The Militant(logo) 
    Vol.63/No.3           January 25, 1999 
 
 
Join Black Farmers Fighting Discrimination!
Expose gov't campaign to push farmers to quit struggle
Build March 2 demonstration  
The Clinton administration is on the offensive, supported by the capitalist media, to get Black farmers to quit their struggle against discrimination by the U.S. Department of Agriculture and to end their three-year class-action suit against the USDA. Capitalist newspapers across the country are carrying stories presenting the January 5 consent decree signed by lawyers for the government and for Black farmers as the end of the fight around the suit. They are hoping to convince people that the fight is over by presenting what they want to be true as the established fact.

But the struggle is far from a settled matter because hundreds of Black farmers don't accept the decree in its present form. They are fighting to make it closer to what Black farmers need and deserve. The stronger this fight, the greater will be the possibility of strengthening the decree and implementing the gains that are part of it. The federal judge who gave preliminary approval to the "settlement" has, in fact, set March 2 as the date for a fairness hearing where challenges to the decree on behalf of farmers can be presented.

All fighters for social justice and full equality for Blacks must now campaign with urgency to get the truth out about:

The ongoing fight against decades-long USDA racist discrimination and its devastating effects on Black farm families;

The fact there is no settlement yet; and

That hundreds of farmers oppose the decree.

We urge all those who toil for a living to participate in meetings the attorneys for the Black farmers are calling between now and March 2 to try to sell the decree. To set up meetings in union halls, at college campuses, and the countryside for representatives of the farmers who are continuing the fight to help get out the facts and broaden support for their struggle. And to publicize and build the national demonstration in Washington, D.C., on March 2 called by Black farmers' leaders.
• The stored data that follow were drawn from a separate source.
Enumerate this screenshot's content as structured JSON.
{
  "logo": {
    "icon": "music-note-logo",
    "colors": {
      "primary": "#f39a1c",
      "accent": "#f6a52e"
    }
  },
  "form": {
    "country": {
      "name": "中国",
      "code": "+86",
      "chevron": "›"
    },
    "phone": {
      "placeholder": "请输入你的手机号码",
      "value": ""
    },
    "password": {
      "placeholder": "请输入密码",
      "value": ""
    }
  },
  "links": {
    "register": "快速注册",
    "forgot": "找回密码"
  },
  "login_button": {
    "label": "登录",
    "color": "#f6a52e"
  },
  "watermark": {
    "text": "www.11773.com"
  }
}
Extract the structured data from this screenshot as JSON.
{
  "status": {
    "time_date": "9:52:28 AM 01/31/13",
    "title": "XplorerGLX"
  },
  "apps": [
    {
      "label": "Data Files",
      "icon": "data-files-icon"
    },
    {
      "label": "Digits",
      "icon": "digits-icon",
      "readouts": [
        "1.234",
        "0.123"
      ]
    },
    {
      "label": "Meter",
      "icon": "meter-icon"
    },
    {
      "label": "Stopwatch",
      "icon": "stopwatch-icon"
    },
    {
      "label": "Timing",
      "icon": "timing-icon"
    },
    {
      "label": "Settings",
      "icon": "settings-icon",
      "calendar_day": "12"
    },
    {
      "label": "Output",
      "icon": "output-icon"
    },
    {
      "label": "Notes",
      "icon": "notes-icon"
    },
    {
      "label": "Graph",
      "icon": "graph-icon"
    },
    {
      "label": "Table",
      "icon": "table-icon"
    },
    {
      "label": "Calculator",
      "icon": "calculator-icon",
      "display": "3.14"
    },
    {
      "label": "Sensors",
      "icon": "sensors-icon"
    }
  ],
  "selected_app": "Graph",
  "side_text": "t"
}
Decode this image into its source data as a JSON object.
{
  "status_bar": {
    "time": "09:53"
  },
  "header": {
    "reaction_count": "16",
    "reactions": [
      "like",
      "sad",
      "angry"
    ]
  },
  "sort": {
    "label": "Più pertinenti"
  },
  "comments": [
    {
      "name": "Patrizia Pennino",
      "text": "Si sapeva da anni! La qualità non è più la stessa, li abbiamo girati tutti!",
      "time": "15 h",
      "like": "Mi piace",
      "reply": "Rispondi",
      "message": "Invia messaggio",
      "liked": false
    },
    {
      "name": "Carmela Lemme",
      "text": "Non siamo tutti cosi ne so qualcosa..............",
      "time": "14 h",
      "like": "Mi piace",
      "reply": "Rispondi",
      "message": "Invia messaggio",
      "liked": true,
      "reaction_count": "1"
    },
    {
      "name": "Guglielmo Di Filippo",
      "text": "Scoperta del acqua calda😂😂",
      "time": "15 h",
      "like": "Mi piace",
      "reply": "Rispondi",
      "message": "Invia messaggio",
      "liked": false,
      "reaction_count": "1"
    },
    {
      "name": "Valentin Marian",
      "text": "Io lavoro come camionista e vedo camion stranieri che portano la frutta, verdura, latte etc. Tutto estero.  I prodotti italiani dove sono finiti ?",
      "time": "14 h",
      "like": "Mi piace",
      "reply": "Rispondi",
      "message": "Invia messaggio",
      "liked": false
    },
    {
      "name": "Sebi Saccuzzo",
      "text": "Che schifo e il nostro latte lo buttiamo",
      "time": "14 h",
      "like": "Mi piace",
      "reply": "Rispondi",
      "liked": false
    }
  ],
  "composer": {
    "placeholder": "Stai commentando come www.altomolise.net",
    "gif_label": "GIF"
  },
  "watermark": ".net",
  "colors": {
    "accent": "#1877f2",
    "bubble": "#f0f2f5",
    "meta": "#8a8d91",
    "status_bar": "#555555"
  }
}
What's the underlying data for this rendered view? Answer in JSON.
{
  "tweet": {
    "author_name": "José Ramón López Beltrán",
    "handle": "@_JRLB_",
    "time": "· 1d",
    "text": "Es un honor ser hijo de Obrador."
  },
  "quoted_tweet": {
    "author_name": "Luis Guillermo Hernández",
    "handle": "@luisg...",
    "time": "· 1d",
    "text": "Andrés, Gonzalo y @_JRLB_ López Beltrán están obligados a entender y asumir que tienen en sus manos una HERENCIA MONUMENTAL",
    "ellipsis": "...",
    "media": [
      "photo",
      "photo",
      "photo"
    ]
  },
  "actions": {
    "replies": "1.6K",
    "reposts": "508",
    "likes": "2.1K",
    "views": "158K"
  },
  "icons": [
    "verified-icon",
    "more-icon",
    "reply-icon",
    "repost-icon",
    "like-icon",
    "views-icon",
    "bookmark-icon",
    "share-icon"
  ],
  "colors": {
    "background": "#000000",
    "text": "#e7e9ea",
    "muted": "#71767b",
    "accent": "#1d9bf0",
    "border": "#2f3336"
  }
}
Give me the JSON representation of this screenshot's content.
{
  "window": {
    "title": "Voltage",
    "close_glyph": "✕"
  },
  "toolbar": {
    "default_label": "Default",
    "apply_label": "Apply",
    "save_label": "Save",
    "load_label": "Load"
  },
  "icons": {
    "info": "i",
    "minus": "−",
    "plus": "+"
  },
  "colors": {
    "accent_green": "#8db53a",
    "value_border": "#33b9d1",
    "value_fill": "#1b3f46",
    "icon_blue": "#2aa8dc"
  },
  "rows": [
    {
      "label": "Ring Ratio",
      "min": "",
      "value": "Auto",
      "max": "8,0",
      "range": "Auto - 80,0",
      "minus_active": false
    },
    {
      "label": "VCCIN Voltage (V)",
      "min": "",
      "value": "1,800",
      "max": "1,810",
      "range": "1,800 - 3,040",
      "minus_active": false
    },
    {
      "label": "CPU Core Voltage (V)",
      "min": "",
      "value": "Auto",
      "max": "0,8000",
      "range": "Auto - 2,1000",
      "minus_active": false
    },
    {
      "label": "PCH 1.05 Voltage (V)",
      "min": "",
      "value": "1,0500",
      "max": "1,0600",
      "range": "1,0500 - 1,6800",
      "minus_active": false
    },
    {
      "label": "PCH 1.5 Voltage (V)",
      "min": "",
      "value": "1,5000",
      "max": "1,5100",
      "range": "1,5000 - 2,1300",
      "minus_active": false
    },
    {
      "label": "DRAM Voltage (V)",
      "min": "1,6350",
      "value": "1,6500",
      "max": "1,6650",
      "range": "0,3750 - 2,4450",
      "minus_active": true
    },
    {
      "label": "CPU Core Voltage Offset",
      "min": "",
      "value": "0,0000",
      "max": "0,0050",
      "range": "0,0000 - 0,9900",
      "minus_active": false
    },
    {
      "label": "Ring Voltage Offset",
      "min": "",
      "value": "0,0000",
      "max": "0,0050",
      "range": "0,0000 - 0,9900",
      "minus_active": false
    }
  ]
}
Many Black farmers who have lost their farms or continue to be burdened by enormous debts will be forced to accept this offer. But the settlement reveals the inability of the government to address in any fundamental way many years of government indifference and outright abuse of Black farmers.

As Black farm leaders have pointed out there is no guarantee the government will implement even its piddly settlement. An earlier moratorium on government foreclosures against Black farmers who had filed discrimination complaints was ignored by some state agencies of the USDA. None of those responsible for blatant racist discrimination, which the fight around the suit has forced the government to admit, will be removed from their post. In press reports across the country, Black farmers have explained that no amount of money, not to mention $50,000, can compensate for the government's assault on their dignity, loss of livelihoods, and the havoc wreaked upon their families. Nor is the financial compensation protected against claims by private lenders to whom Black farmers were forced to turn as a result of government refusal to grant them loans.

Gallons of ink were poured on the front pages of the New York Times and other big-business dailies to give the impression that the more than a decade long battle is over. They had announced the "settlement" more than a month earlier, but had been unable to bulldoze militant farmers. Only the struggle by Black farmers and their supporters among workers and youth has forced the government to seek a settlement. The persistence of these exploited producers on the land is confirmation of the coming resurgence of the fight for Black freedom and the politically inspiring impact of this struggle on workers, students, and other farmers. It will give impetus to fights to defend affirmative action, against police brutality, for equality on the job, and other struggles.

The outcome of this fight is inseparably linked to the breadth of support among the toiling majority. Working-class fighters should spare no effort to win backing for Black farmers among hundreds of anthracite coal miners fighting in Pennsylvania, poultry workers on strike in southern Indiana, striking Steelworkers at Kaiser Aluminum, and others involved in similar fights taking place today.

Now is the time to help bring militant Black farmers to these picket lines and help organize as many of these trade unionists as possible to turn out in Washington for the March 2 demonstration!